Search code examples
postgresqlgreenplum

Terabyte scale database in Greenplum


I am currently using greenplum for little scale of data like 1GB to test it.

As greenplum is said to be "petabytes-scale", I was wondering if having a volume of data like one or ten terabytes is worth going into this MPP processing instead of a normal PostgreSQL database. All my network interfaces have 10 Mb/s for slaves and master.

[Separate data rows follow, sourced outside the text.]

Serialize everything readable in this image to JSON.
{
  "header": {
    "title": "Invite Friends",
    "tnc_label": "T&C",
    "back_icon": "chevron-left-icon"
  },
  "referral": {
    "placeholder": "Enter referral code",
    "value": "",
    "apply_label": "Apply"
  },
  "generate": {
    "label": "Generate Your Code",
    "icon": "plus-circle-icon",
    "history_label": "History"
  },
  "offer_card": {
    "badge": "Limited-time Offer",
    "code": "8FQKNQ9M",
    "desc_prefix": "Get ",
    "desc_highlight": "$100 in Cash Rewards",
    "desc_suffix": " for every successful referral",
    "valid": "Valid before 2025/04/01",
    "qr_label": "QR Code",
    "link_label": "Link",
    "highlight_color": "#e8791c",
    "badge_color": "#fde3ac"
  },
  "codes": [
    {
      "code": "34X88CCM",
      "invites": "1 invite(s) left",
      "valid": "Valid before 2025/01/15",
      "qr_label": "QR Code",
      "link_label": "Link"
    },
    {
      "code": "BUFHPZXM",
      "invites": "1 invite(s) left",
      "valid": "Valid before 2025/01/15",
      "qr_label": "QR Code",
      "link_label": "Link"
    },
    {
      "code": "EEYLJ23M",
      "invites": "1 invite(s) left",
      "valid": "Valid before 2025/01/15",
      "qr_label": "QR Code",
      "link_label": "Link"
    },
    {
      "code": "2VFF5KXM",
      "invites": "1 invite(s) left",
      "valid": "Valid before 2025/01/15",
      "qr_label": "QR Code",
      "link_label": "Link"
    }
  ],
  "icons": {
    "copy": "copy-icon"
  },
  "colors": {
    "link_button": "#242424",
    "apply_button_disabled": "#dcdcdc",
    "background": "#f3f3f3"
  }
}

Best practices don't include these considerations. The problem is that having maybe a "little database" will have poor result due to network processing. Did you already implement a database with this scale?


Solution

  • The workloads for PostgreSQL and Greenplum are different. PostgreSQL is great for OLTP, queries with index lookups, referential integrity, etc. You typically know the query patterns in an OLTP database too. It can certainly take on some data warehouse or analytical needs but it scales by buying a bigger machine with more RAM and more cores with faster disks.

    Greenplum, on the other hand, is designed for data warehousing and analytics. You design the database without knowing how the users will query the data. This means sequential reads, no indexes, full table scans, etc. It can do some OLTP work but it isn't designed for it. You scale Greenplum by adding more nodes to you cluster. This gives you more CPU, RAM, and disk throughput.

    What is your use case? That is the biggest determinant in picking Greenplum vs PostgreSQL.